Smoking, inflammation and depression commonly co-occur and may be mechanistically linked. However, key questions remain around the direction of association and the influence of residual confounding. We aimed to characterize the association between lifetime smoking and depression, as well as to assess the role that genetically-predicted C-reactive protein (CRP) level, an archetypal inflammatory marker, as a potential mediator for this association. We performed inverse variance weighted Mendelian randomization (MR) analyses using recently published summary-level GWAS data for lifetime smoking index, CRP levels, and depression. A subset of inflammatory-related genetic variants from the lifetime smoking GWAS were also used to assess the potential inflammatory causal pathways between smoking and depression.

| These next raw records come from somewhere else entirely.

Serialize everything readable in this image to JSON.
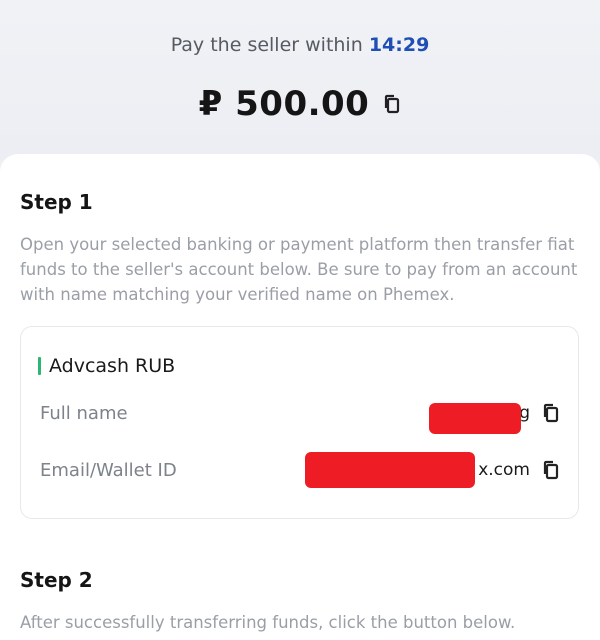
{
  "header": {
    "timer_prefix": "Pay the seller within",
    "timer_value": "14:29",
    "amount": "₽ 500.00"
  },
  "steps": [
    {
      "title": "Step 1",
      "description": "Open your selected banking or payment platform then transfer fiat funds to the seller's account below. Be sure to pay from an account with name matching your verified name on Phemex."
    },
    {
      "title": "Step 2",
      "description": "After successfully transferring funds, click the button below."
    }
  ],
  "payment": {
    "method": "Advcash RUB",
    "fields": [
      {
        "label": "Full name",
        "value_visible": "g"
      },
      {
        "label": "Email/Wallet ID",
        "value_visible": "x.com"
      }
    ]
  },
  "colors": {
    "accent_blue": "#1f4fb5",
    "method_bar": "#2bb673",
    "redaction": "#ee1c25"
  },
  "icons": [
    "copy-icon"
  ]
}
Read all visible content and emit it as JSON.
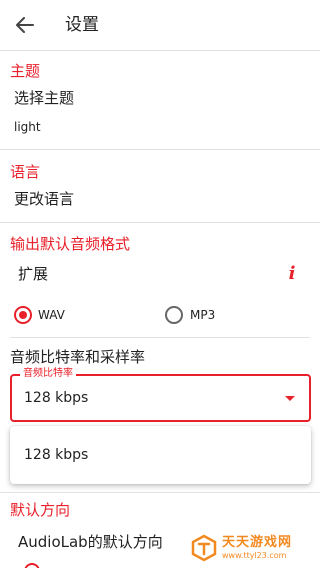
{
  "header": {
    "title": "设置",
    "back_icon": "arrow-left-icon"
  },
  "theme": {
    "section_title": "主题",
    "choose_label": "选择主题",
    "current_value": "light"
  },
  "language": {
    "section_title": "语言",
    "change_label": "更改语言"
  },
  "output_format": {
    "section_title": "输出默认音频格式",
    "extension_label": "扩展",
    "info_icon": "i",
    "options": [
      {
        "label": "WAV",
        "selected": true
      },
      {
        "label": "MP3",
        "selected": false
      }
    ]
  },
  "bitrate": {
    "section_title": "音频比特率和采样率",
    "field_label": "音频比特率",
    "selected_value": "128 kbps",
    "dropdown_options": [
      "128 kbps"
    ]
  },
  "direction": {
    "section_title": "默认方向",
    "description": "AudioLab的默认方向"
  },
  "watermark": {
    "name": "天天游戏网",
    "url": "www.ttyl23.com"
  },
  "colors": {
    "accent": "#e8202a",
    "divider": "#e2e2e2",
    "watermark": "#f28a21"
  }
}
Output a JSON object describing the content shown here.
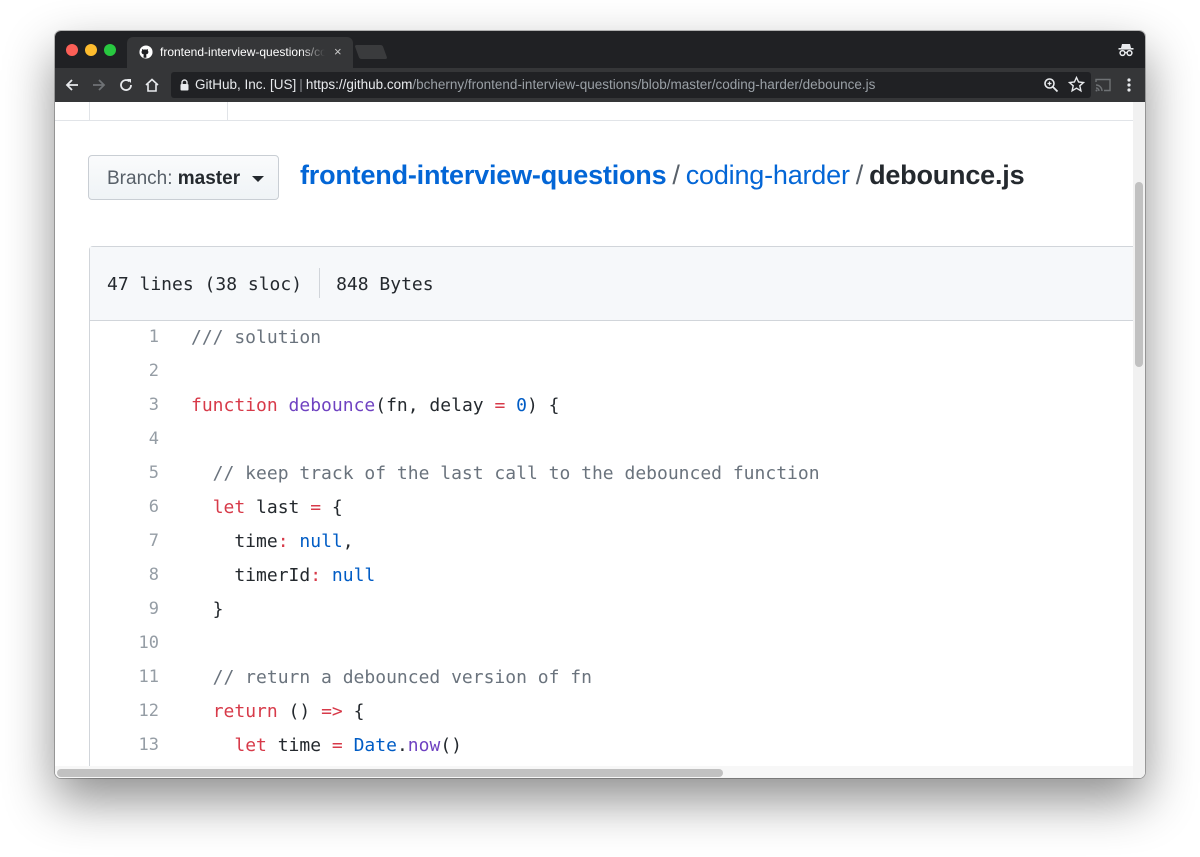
{
  "browser": {
    "tab_title": "frontend-interview-questions/coding-harder/debounce.js",
    "tab_close_glyph": "×",
    "site_identity": "GitHub, Inc. [US]",
    "url_base": "https://github.com",
    "url_path": "/bcherny/frontend-interview-questions/blob/master/coding-harder/debounce.js",
    "icons": [
      "github-favicon-icon",
      "incognito-icon",
      "back-arrow-icon",
      "forward-arrow-icon",
      "reload-icon",
      "home-icon",
      "lock-icon",
      "zoom-icon",
      "star-icon",
      "cast-icon",
      "menu-dots-icon"
    ]
  },
  "repo": {
    "branch_prefix": "Branch:",
    "branch_name": "master",
    "breadcrumb": {
      "repo": "frontend-interview-questions",
      "sep1": "/",
      "folder": "coding-harder",
      "sep2": "/",
      "file": "debounce.js"
    }
  },
  "file": {
    "lines_info": "47 lines (38 sloc)",
    "size_info": "848 Bytes",
    "lines": [
      {
        "num": "1",
        "tokens": [
          {
            "t": "/// solution",
            "c": "comment"
          }
        ]
      },
      {
        "num": "2",
        "tokens": []
      },
      {
        "num": "3",
        "tokens": [
          {
            "t": "function",
            "c": "keyword"
          },
          {
            "t": " ",
            "c": ""
          },
          {
            "t": "debounce",
            "c": "entity"
          },
          {
            "t": "(fn, delay ",
            "c": ""
          },
          {
            "t": "=",
            "c": "keyword"
          },
          {
            "t": " ",
            "c": ""
          },
          {
            "t": "0",
            "c": "constant"
          },
          {
            "t": ") {",
            "c": ""
          }
        ]
      },
      {
        "num": "4",
        "tokens": []
      },
      {
        "num": "5",
        "tokens": [
          {
            "t": "  // keep track of the last call to the debounced function",
            "c": "comment"
          }
        ]
      },
      {
        "num": "6",
        "tokens": [
          {
            "t": "  ",
            "c": ""
          },
          {
            "t": "let",
            "c": "keyword"
          },
          {
            "t": " last ",
            "c": ""
          },
          {
            "t": "=",
            "c": "keyword"
          },
          {
            "t": " {",
            "c": ""
          }
        ]
      },
      {
        "num": "7",
        "tokens": [
          {
            "t": "    time",
            "c": ""
          },
          {
            "t": ":",
            "c": "keyword"
          },
          {
            "t": " ",
            "c": ""
          },
          {
            "t": "null",
            "c": "constant"
          },
          {
            "t": ",",
            "c": ""
          }
        ]
      },
      {
        "num": "8",
        "tokens": [
          {
            "t": "    timerId",
            "c": ""
          },
          {
            "t": ":",
            "c": "keyword"
          },
          {
            "t": " ",
            "c": ""
          },
          {
            "t": "null",
            "c": "constant"
          }
        ]
      },
      {
        "num": "9",
        "tokens": [
          {
            "t": "  }",
            "c": ""
          }
        ]
      },
      {
        "num": "10",
        "tokens": []
      },
      {
        "num": "11",
        "tokens": [
          {
            "t": "  // return a debounced version of fn",
            "c": "comment"
          }
        ]
      },
      {
        "num": "12",
        "tokens": [
          {
            "t": "  ",
            "c": ""
          },
          {
            "t": "return",
            "c": "keyword"
          },
          {
            "t": " () ",
            "c": ""
          },
          {
            "t": "=>",
            "c": "keyword"
          },
          {
            "t": " {",
            "c": ""
          }
        ]
      },
      {
        "num": "13",
        "tokens": [
          {
            "t": "    ",
            "c": ""
          },
          {
            "t": "let",
            "c": "keyword"
          },
          {
            "t": " time ",
            "c": ""
          },
          {
            "t": "=",
            "c": "keyword"
          },
          {
            "t": " ",
            "c": ""
          },
          {
            "t": "Date",
            "c": "constant"
          },
          {
            "t": ".",
            "c": ""
          },
          {
            "t": "now",
            "c": "entity"
          },
          {
            "t": "()",
            "c": ""
          }
        ]
      }
    ]
  },
  "colors": {
    "link": "#0366d6",
    "comment": "#6a737d",
    "keyword": "#d73a49",
    "entity": "#6f42c1",
    "constant": "#005cc5"
  }
}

The analysis indicated significant reciprocal relationships between lifetime smoking and both depression (OR Smk-Dep = 2.01, 95% CI 1.71-2.37, p < 0.001; O R Dep-Smk = 1.09, 95% CI 1.06-1.13, p < 0.001) and CRP levels (OR Smk-CRP = 1.40, 95% CI 1.21-1.55, p < 0.001; OR CRP-Smk = 1.03, 95% CI 1.02-1.05, p < 0.001). These significant and positive associations were also supported by the majority of the robust MR methods performed. The reciprocal relationships between CRP levels (using >500 genetic instruments for CRP) and depression were not significant (OR CRP-Dep = 1.01, 95% CI 0.99-1.04; OR Dep-CRP = 1.03, 95% CI 0.99-1.07). We observed little variation in the IVW estimates between smoking and depression when we limited the genetic variants assessed to those related to inflammation or when we adjusted the analysis by CRP-levels in multivariable analysis. Our study supports potential causal associations between lifetime smoking and depression, as well as between lifetime smoking and CRP levels, but not between CRP and depression. No evidence was found that CRP mediates the relationship between smoking and depression.